Нет, не о н, конечно. Здорово, однако, мне напекло голову… Да и как т о т после всего мог бы оказаться сейчас здесь и вот так сидеть со мной и пить пиво?!
Впрочем, нынче уже и не спрашивают, забывают войну понемногу, молодежь подросла… Вот девчушка эта, например, наша официантка, — откуда ей помнить?..
Он о чем-то задумался, глядя в стакан с пивом.
А может, и лучше, что забывается? В массе, так сказать. Живым — жить, время все сглаживает, списывает, так сказать. Если все помнить… Закон жизни! Детей растим, ругаемся с начальством, работаем, ходим на футбол. Жизнь идет! Футболом не болеете? За свой СКА небось? Хотя нынешний сезон вам не светит, скажем прямо.
Нет, не о н конечно же! Если т о т и жив, не до пива и не до футбола ему.
Я. Второй круг впереди. А вы за кого?
Он посмеялся.
О н. Я больше по телевизору. Городок у нас маленький, своей классной команды нет, в области — там есть, по классу «Б».
Я. Вы откуда?
Он махнул рукой.
О н. Пятьдесят тысяч жителей, и то едва ли наберется. Типичный уездный, тихий, наполовину деревянный, хорошо — после войны железную дорогу до нас дотянули.
И опять застенчиво улыбнулся.
Гром, казалось, перекатывался по самому навесу, полотно уже вовсе набрякло водой, тяжелые капли то и дело срывались на пол, на стол.
* * *
Никакого лагеря, строго говоря, не было, была просто чавкающая под ногами осенняя земля, огороженная колючей проволокой.
С ним мы держались все время вместе, как сговорились в поезде, спали тоже рядом, прямо на мокрой, липкой земле, и только луч прожектора с вышки время от времени скользил, как нож, по спящим телам. Со временем-то ты научились спать и в холод, и в мокрядь, и стоя, и лежа.
* * *
С моря к причалу шел прогулочный пароходик «Бессмертный», старая разбитая калоша — ему давно бы пора на слом, и то, что он все еще держался на плаву, казалось просто чудом долголетия. Швартуясь, он оповестил берег о своем прибытии длинным надтреснутым гудком, а с его палубы некто, глотая слова, интимно признавался: «Я люблю тебя, жизнь…» …Ну а если это даже о н? Какие у меня доказательства? И к чему все это? Ведь могло же это быть и просто дурацким совпадением, аберрацией памяти, — что тогда?

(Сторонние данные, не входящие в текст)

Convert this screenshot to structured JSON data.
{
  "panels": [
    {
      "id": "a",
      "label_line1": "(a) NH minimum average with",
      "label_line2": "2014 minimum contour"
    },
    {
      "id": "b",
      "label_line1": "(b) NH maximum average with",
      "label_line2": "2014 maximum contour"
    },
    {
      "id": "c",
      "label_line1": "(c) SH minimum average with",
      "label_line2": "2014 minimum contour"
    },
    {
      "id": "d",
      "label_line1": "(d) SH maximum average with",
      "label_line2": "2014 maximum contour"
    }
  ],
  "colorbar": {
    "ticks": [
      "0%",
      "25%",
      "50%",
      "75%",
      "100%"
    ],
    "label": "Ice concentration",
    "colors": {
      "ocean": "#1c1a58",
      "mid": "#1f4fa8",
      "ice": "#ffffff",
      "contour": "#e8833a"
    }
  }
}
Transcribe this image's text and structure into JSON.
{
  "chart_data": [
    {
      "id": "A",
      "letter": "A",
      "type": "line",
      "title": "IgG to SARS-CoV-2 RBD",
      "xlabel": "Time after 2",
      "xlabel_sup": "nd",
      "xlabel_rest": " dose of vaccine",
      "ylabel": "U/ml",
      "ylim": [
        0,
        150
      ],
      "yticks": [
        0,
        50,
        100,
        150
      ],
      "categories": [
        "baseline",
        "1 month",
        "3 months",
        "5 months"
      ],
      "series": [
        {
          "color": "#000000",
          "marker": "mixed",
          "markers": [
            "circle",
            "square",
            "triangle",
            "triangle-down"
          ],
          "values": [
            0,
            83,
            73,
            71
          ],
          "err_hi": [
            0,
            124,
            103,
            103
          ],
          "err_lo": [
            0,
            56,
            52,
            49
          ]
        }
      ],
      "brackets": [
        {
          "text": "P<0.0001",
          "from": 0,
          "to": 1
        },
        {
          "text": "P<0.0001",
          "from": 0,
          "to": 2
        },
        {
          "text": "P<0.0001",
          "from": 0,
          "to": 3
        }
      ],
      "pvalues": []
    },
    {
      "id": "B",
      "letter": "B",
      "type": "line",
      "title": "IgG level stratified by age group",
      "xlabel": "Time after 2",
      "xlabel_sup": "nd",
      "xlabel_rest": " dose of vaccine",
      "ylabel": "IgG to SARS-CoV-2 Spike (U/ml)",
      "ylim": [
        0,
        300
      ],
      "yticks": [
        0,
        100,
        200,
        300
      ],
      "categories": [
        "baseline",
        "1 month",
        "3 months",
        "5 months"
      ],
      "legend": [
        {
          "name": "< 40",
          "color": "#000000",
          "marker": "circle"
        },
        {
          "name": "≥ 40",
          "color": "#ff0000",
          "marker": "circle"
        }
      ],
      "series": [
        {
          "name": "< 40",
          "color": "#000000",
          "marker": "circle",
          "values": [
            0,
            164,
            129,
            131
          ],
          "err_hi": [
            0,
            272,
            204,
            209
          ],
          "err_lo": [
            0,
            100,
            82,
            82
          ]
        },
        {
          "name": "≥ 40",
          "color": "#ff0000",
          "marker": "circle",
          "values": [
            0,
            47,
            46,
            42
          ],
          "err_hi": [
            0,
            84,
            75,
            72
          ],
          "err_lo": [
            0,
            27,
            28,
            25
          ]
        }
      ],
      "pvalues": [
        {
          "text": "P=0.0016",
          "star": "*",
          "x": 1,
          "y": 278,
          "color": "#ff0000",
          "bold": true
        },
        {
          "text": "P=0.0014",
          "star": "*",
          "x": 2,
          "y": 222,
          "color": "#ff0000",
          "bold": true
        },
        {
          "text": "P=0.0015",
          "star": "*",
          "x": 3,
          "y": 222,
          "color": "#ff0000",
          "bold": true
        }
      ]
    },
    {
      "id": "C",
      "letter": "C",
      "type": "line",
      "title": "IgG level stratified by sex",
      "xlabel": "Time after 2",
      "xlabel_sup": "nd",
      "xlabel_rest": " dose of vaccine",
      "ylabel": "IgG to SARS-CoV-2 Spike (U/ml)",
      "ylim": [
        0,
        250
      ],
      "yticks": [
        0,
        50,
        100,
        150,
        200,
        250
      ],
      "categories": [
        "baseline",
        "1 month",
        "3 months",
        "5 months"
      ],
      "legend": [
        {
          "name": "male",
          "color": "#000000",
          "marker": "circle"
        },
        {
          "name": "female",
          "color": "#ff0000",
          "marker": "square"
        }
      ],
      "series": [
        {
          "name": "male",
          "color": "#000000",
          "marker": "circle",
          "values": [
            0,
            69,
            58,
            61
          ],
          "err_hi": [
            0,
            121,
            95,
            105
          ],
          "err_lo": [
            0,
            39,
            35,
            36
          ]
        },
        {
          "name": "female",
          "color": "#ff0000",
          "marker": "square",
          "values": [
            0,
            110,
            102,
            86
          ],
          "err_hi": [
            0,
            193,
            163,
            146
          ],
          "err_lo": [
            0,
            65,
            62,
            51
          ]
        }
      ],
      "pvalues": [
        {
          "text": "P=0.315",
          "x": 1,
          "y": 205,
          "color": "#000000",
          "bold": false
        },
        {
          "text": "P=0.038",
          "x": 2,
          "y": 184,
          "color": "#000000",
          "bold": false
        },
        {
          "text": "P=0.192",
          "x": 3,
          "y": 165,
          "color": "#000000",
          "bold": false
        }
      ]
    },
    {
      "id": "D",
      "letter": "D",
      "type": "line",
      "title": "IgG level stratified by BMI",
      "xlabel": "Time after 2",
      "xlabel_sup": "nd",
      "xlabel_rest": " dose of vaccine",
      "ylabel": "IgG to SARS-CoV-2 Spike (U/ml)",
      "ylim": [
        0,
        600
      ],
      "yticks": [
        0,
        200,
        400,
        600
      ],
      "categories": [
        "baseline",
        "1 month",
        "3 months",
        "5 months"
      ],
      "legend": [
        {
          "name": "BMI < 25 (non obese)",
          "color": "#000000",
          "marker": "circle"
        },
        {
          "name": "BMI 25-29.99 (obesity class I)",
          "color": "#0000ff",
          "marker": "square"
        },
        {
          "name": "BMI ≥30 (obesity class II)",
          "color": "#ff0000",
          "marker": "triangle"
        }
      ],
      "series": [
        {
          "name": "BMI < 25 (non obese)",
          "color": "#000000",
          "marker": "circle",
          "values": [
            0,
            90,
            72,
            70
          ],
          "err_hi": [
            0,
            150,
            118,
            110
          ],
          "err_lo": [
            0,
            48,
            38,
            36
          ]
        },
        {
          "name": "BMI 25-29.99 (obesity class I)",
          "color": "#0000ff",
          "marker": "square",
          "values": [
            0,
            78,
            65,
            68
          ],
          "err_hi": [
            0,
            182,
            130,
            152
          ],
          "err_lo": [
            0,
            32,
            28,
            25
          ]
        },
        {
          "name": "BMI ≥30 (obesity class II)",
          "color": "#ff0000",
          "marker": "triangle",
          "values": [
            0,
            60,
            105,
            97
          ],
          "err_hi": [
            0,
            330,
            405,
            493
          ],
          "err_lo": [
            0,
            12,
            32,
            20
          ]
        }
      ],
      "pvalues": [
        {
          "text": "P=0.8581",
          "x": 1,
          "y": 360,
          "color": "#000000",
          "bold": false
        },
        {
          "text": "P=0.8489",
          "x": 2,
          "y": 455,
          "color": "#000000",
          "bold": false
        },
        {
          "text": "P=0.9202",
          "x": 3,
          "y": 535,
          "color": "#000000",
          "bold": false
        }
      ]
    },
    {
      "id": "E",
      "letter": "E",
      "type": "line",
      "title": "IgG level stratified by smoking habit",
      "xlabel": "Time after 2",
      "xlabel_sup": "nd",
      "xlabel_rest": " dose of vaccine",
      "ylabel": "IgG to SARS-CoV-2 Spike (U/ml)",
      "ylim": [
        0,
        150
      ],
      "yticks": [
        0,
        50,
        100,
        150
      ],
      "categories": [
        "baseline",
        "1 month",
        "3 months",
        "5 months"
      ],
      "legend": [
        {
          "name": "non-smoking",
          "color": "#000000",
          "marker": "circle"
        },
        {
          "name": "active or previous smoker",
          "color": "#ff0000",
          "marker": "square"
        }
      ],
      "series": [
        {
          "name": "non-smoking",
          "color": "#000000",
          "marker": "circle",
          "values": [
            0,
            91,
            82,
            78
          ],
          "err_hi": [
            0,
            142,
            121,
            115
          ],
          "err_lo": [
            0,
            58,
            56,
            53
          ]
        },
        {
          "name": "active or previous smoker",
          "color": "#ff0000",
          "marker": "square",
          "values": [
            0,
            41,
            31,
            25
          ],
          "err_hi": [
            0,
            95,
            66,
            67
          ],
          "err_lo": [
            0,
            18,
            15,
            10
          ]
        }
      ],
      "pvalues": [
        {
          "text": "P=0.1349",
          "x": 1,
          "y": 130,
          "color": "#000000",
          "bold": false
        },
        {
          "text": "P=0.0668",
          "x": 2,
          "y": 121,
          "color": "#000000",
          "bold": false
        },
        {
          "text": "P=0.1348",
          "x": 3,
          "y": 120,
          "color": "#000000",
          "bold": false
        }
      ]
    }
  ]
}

А он потягивал пиво, продолжал рассказывать что-то свое:
О н. …я и сейчас плаваю — ничего, уплыву в море — берега не видно. Люблю. А зимой — лыжи. Всем семейством ходим, жена тоже любительница, и ребят с детства приучили. Старший школу окончил, я его в новый интернат устроил физруком, он у меня по трем видам имеет первый разряд, пусть стаж зарабатывает — нынче без стажа лучше в институт и не суйся. А с другой стороны, за два года они позабудут и то, что в школе учили, верно?..
Голова у меня гудела еще сильнее прежнего, хотя и стало совсем не жарко, но в грозу или перед грозой, когда резко меняется давление, у меня всегда начинает гудеть голова и сердце колотится как бешеное.
Я вдруг решился все-таки. Ошибся — извинюсь, только и всего, он поймет.
Наша официантка убирала соседний столик. Я повернулся к ней.
Я. Вот что… пожалуйста — водки. Бутылку «Столичной».
Он удивился:
О н. А не сухого ли? Все же легче.
Я. Не так уже жарко сейчас.
И — официантке:
И рюмки.
Она не выразила никакого удивления, не спеша ушла к буфету.
Ноги у нее действительно были очень красивые.
О н. Водка так водка, какой русский человек откажется.
Извинюсь, ничего страшного.
Я. А вы меня узнали?
Он и бровью не повел.
О н. Поначалу показалось, да. Вы не обиделись, надеюсь?
Я. А вы еще всмотритесь.
Он даже рассмеялся.
О н. Сперва я обознался, а теперь, похоже, — вы? Бывает.
Я. А все-таки?
Я снял с головы этот дурацкий бумажный колпак.
Ну?!
Он снисходительно улыбнулся.
О н. Нет. Вот разве выпьем, там уж всякое может померещиться, что было, чего не было. Хотя я, знаете ли, с некоторых пор совершенно не пьянею, сколько бы ни выпил, отчего бы, а?..
Я. А если я напомню?
Мне показалось, что он насторожился, будто отодвинулся от меня куда-то подальше.
О н. Вы шутник. Только я на шутку не обижаюсь.
Сердце колотилось так, что, казалось, выскочит из ребер.
Я надавил на грудь рукой, это мне помогает, не так больно. Он это заметил.